Free trade or not?: Negative list restricts MFN benefits, says commerce secretary

Mehmood says local industry to be protected.


Kashif Hussain November 22, 2011

KARACHI:


Secretary Commerce Zafar Mehmood has said in the presence of a negative trade list, India cannot be called a most-favoured nation (MFN) in practical terms.


Talking to the media at the Trade Development Authority’s office here on Tuesday, Mehmood said the negative list would be prepared in such a way that would provide protection to domestic industries which had reservations about the grant of MFN status to India.

He said the commerce ministry was holding consultations with the associations of industries and exporters and the negative list was being prepared in the light of fears and reservations expressed by the industry. “Draft of the negative list will be presented to the cabinet by February 2012,” he said.

According to Mehmood, the Generalised Agreement on Tariff and Trade (GATT) bound Pakistan to trade with all member countries without any discrimination. In addition to this, Pakistan as a member of the World Trade Organisation (WTO) is also responsible to provide equal trade opportunities to WTO members.

He recalled Pakistan had earlier given India the MFN status from 1947 to 1965 and this continued even during the Kashmir war.
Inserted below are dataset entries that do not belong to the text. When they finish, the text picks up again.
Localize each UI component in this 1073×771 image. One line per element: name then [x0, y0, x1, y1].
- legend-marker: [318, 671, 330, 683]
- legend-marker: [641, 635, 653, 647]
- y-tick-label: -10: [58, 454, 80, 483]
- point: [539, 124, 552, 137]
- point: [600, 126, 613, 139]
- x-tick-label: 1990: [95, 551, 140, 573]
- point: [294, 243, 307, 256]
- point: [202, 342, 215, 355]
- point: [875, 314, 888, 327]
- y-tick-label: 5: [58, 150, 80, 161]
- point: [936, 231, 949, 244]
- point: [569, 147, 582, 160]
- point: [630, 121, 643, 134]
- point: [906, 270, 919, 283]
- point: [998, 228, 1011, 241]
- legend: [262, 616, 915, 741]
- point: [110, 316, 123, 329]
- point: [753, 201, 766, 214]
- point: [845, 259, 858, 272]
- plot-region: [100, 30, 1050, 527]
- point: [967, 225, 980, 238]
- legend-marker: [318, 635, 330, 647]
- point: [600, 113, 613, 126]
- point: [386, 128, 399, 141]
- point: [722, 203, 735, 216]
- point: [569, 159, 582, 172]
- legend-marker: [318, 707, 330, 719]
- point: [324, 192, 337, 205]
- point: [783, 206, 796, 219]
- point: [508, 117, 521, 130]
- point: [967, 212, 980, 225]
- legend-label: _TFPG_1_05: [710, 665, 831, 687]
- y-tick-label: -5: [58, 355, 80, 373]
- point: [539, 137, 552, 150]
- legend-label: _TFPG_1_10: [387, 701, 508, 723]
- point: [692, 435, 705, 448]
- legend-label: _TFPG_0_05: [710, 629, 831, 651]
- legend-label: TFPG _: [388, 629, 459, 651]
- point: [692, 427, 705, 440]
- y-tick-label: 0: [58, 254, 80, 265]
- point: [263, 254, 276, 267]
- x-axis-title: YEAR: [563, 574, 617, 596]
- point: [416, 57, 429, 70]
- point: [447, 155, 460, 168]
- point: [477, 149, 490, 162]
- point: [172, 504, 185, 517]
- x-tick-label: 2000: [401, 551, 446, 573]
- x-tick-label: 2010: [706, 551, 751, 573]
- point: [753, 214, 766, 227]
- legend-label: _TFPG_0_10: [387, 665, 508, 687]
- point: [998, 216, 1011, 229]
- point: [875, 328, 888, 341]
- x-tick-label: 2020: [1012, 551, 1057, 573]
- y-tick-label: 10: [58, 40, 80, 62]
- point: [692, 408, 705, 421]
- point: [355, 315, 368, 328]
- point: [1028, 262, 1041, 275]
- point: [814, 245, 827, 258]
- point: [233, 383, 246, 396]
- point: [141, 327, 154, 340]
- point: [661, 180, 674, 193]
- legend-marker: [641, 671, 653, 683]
During this period, trade between the two countries continued through various land routes including two in Sindh.

For timber trade, the land route was in Punjab while there were also other routes.

He pointed out traders of the two countries had a trust deficit and confidence-building measures would take some time to play an effective role.

He said the MFN status was neither a title nor an award and it would not affect other issues between the two countries in any way. “Despite granting India the MFN status, we can talk about resolving all issues including Kashmir and Siachin,” he said.

He underscored the importance of media, saying it could play a vital role in overcoming psychological barriers hindering the two-way trade.

He said India could prove a big market for Pakistani products, but exporters should be aware of opportunities.

The commerce ministry has prepared a programme for the exporters in which they will be informed about the potential of the Indian market, trade rules and regulations and quality and hygiene standards.

The Trade Development Authority will also hold seminars in the country’s big cities, where the industry will be briefed about competition with India, preparing them to compete well with industries of the neighbouring country.

Published in The Express Tribune, November 23rd, 2011.